According to the agreement, Grigg went out on his own as a financial adviser after being fired from an unnamed securities firm in 2002. He had no license to sell securities or to act as an investment adviser. He promised clients he would place their money in "safe" investments that would generate a high rate of return "by investing in pooled client purchases of fixed-term certificates of deposit, private placements, corporate notes and debentures."

In reality, however, Grigg "never intended to invest the money," the plea agreement says. Instead, he diverted it "for his personal benefit and expenses, to operate ProTrust, and to disburse 'fictitious' earnings and return of deposits to clients who cashed out or closed their ProTrust investment accounts."

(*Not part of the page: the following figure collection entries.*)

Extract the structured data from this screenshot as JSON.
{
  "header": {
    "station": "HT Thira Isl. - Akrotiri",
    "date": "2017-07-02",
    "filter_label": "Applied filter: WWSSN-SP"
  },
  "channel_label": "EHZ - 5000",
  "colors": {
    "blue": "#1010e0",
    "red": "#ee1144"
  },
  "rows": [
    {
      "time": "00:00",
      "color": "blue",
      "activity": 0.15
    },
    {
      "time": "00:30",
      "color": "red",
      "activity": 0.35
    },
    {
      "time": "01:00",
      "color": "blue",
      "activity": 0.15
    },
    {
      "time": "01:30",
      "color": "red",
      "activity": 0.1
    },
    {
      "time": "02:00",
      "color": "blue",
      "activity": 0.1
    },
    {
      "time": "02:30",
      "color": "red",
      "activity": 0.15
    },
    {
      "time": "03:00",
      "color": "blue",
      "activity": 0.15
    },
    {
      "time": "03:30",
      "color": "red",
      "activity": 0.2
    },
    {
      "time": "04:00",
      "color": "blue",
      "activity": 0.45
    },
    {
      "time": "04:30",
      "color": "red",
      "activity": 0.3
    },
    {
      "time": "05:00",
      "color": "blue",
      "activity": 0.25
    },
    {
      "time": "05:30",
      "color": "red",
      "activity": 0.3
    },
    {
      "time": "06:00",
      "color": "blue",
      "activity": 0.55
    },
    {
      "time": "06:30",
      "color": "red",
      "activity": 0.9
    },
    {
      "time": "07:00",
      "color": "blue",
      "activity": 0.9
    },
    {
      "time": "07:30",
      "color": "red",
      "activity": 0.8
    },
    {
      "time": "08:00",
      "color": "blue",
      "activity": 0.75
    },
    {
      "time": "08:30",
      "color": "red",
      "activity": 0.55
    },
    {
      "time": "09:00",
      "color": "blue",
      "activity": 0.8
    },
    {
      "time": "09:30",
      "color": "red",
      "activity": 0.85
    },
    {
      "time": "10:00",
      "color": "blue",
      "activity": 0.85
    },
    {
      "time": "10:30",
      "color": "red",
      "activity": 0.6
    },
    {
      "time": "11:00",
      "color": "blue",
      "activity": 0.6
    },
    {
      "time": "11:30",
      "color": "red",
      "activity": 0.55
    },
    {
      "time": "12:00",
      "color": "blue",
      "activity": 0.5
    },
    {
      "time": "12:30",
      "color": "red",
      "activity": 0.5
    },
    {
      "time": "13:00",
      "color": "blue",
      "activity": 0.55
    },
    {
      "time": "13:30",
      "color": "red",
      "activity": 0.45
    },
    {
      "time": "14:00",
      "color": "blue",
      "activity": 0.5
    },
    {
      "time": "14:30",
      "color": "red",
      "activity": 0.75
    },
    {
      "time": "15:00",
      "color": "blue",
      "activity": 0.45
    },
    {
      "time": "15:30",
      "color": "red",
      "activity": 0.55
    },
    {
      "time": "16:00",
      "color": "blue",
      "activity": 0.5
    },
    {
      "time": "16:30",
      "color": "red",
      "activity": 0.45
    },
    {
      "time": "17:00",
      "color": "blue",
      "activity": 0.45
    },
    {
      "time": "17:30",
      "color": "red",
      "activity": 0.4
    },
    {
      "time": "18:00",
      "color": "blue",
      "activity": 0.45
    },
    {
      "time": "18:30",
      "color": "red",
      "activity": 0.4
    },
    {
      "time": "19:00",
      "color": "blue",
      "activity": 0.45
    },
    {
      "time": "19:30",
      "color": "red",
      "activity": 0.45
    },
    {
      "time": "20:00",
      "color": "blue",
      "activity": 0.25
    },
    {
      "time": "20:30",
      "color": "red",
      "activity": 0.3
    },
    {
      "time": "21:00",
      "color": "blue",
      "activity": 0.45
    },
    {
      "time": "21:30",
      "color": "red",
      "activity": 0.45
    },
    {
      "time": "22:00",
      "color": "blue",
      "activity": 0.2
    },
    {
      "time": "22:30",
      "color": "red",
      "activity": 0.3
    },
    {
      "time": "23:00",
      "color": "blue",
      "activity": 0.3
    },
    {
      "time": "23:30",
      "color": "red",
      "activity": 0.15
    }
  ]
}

Much like fellow Ponzi schemer Michael J. Park, whom the feds took down a few months ago, Grigg sent out fake account statements that showed clients owning non-existent stocks and bonds, the agreement states. These and other forgeries, it says, "were intended to deceive investors into believing that defendant Grigg was actively managing their money in pooled ProTrust investment accounts."

Grigg admits in the agreement that he solicited money from potential investors with the promise that it would be invested in government-backed commercial paper and bank debt as part of the TARP, although no such investment program exists under TARP.

He "falsely represented to investors that he had already committed more than $5 million in ProTrust pooled client funds towards the purchase of TARP-guaranteed debt as part of a private placement partnership between ProTrust and the investment firms Berkshire Hathaway Inc. and Kohlberg Kravis Roberts & Co.," the document says. It does not specify how much money, if any, Grigg actually took in under the pretense of TARP investments.

Prosecutors have calculated that overall, Grigg received some $10.9 million from about 60 investors, paying out more than half of it in supposed investment returns. The loss to investors is placed at $4.9 million.

TARP official Barofsky was formerly an assistant U.S. Attorney in the Southern District of New York. In that capacity, he obtained a conviction last year of Tone N. Grant, a former general counsel of Nashville's Commerce Union Bank who was president of commodities broker Refco when it collapsed amid financial irregularities in 2005. Grant is now serving a 10-year prison sentence.